As a biographer of the man, I have seen how John Brown took a surprisingly uncritical look at a number of circumstances that might have evoked a strong reaction in other abolitionists.  For instance, when anti-slavery people criticized the hypocrisy of pro-slavery whites in the United States for enthusiastically greeting the republican Hungarian liberator Louis Kossuth in the 1840s, Brown—in contrast to the opinion of black leaders—saluted the popular response in favor of Kossuth, instead arguing that it could serve for the best on behalf of the slave (see DeCaro, “Fire from the Midst of You”: A Religious Life of John Brown, 198-99).  Similarly, he took a surprisingly “half-right” attitude toward anti-slavery racist settlers he had encountered in the Kansas territory in the 1850s.  Instead of berating them for their overt rejection of black people, Brown saw them as half-right.  “We have in the Territory a great many Southern men who are as yet but half right in regard to Slavery; &; go for Negro & mulatto exclusion," Brown wrote to his father back in Ohio.  "Some of them are very earnest Free State men.  We are glad to have them begin to get right” (Letter to Owen Brown, Jan. 19, 1856, Villard Papers, Columbia University, my emphasis).   This is the quintessential “half full glass” perspective. John Brown was not given to breaking bruised reeds (Isa. 42:3), to borrow a biblical phrase quite familiar to his thinking; if he could find partial good in most things he would rather do so.  Of course, there was nothing good about slavery.
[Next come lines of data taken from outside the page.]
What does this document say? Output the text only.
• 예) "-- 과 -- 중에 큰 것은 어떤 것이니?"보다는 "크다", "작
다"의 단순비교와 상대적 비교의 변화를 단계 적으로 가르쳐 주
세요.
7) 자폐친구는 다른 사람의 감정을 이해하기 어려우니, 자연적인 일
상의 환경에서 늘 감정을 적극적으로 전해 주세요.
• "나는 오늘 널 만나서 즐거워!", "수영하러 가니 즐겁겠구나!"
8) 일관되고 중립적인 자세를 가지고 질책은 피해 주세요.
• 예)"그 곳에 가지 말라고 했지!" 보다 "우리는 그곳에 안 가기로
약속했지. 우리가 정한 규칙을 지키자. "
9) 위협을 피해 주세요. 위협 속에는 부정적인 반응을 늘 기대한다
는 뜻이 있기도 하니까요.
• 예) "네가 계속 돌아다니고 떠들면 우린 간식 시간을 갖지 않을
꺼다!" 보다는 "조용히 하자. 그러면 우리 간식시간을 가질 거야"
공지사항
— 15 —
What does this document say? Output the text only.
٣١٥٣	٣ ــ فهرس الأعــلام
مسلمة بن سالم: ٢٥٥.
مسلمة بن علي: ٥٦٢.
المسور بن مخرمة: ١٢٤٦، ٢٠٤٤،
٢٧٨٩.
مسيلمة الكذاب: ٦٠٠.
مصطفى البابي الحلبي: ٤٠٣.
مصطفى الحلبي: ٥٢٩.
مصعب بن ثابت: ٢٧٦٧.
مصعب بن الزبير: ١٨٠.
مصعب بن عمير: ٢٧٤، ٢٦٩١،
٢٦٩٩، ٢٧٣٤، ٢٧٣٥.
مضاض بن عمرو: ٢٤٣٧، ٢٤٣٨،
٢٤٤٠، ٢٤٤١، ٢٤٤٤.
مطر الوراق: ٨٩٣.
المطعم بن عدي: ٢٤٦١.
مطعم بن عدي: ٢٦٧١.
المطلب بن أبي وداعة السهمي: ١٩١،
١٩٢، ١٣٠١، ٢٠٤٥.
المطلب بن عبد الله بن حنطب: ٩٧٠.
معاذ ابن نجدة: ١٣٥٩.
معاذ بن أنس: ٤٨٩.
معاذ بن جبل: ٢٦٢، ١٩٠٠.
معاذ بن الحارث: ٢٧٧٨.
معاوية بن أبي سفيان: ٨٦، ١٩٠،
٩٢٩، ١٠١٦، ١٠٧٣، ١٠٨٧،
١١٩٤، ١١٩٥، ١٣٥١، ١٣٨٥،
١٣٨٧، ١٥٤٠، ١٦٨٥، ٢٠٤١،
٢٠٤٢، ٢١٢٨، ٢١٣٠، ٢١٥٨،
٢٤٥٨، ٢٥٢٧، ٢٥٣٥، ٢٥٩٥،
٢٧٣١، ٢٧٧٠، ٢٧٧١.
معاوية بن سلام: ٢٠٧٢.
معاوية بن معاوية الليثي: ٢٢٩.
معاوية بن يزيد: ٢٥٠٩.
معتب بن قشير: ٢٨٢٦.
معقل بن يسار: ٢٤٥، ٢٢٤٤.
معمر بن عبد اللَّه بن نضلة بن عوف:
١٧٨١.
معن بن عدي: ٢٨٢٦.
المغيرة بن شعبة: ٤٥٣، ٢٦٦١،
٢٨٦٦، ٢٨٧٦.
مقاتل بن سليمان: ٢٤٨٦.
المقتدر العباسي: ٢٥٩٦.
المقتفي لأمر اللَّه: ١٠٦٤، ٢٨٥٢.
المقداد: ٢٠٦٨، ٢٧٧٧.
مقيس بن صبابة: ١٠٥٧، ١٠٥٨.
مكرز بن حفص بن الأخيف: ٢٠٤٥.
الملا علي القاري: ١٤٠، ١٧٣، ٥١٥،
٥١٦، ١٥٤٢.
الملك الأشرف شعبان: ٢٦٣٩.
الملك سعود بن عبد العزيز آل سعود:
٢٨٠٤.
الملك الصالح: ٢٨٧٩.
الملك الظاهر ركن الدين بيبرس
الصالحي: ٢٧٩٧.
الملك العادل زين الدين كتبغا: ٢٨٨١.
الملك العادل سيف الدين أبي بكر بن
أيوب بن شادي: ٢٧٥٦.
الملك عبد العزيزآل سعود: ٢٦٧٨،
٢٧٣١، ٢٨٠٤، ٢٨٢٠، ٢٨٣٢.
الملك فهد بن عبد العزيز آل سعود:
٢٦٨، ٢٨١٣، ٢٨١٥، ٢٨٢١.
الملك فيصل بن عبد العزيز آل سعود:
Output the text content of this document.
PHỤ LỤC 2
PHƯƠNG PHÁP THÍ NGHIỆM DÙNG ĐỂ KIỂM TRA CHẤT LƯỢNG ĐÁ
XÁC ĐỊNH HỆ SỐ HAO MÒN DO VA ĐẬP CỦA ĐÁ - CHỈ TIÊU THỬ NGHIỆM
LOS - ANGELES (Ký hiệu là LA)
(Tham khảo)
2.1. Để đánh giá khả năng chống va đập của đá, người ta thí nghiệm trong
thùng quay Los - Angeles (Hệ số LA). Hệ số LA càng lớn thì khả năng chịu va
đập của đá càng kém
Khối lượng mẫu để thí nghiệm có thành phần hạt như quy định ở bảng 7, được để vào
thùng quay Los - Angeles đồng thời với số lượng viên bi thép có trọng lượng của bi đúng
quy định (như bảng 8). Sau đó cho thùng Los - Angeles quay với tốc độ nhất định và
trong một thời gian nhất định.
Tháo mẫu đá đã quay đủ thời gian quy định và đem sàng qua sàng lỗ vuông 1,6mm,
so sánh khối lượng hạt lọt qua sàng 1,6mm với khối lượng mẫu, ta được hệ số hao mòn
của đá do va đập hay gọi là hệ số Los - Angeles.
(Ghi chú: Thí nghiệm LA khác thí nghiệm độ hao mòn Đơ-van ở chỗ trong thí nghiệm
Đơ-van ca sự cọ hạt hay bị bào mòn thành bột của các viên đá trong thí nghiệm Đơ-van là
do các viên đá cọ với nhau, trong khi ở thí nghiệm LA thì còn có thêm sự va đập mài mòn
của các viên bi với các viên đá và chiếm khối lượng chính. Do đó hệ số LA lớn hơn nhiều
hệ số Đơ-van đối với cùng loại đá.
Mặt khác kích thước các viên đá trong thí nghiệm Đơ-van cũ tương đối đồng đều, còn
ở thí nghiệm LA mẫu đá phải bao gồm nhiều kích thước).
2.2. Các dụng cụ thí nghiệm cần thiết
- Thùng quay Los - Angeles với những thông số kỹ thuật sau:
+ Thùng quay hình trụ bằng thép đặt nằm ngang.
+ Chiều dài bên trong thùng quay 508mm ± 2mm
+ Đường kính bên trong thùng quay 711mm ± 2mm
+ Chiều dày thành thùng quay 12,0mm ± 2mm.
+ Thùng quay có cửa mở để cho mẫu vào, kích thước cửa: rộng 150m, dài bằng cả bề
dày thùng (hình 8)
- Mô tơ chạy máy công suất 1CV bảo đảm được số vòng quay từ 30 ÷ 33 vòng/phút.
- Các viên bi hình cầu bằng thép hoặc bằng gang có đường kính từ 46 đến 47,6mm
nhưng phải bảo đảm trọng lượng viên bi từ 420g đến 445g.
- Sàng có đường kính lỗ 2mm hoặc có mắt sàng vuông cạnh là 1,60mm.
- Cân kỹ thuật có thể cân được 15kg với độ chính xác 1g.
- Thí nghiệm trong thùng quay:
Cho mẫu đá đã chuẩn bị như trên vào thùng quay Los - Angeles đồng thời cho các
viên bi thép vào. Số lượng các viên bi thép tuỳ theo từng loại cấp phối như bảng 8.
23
Lincoln: No Abolitionist's Hero

Whether or not Mary Stearns shared Mary Brown’s initial enthusiasm about the Emancipation Proclamation is not known, although she probably shared her husband’s critical view of Lincoln—a view that was probably quite common among abolitionists, particularly since the knew that their president was not a committed anti-slavery man as much as he was a committed compromiser.  For instance, in late 1861, George L. Stearns wrote to John Brown Jr., referring to President Lincoln as an “imbecile” who had set the nation to “drifting” (See George L. Stearns to John Brown Jr., December 28, 1861, in the John Brown Jr. Papers, Charles E. Frohman Collection, in the Rutherford B. Hayes Presidential Library, Fremont, Ohio).  This does not fit well with the stylized, even mythologized, view of Lincoln that most of us have been fed since childhood.  But among the enemies of slavery, Abraham Lincoln was never considered an ally.  It was only after his martyrdom that he was groomed for historical success as “The Great Emancipator.”  Notwithstanding the fact that he got shot in the head by a Southern racist, perhaps God really did bless Abraham Lincoln in the long run.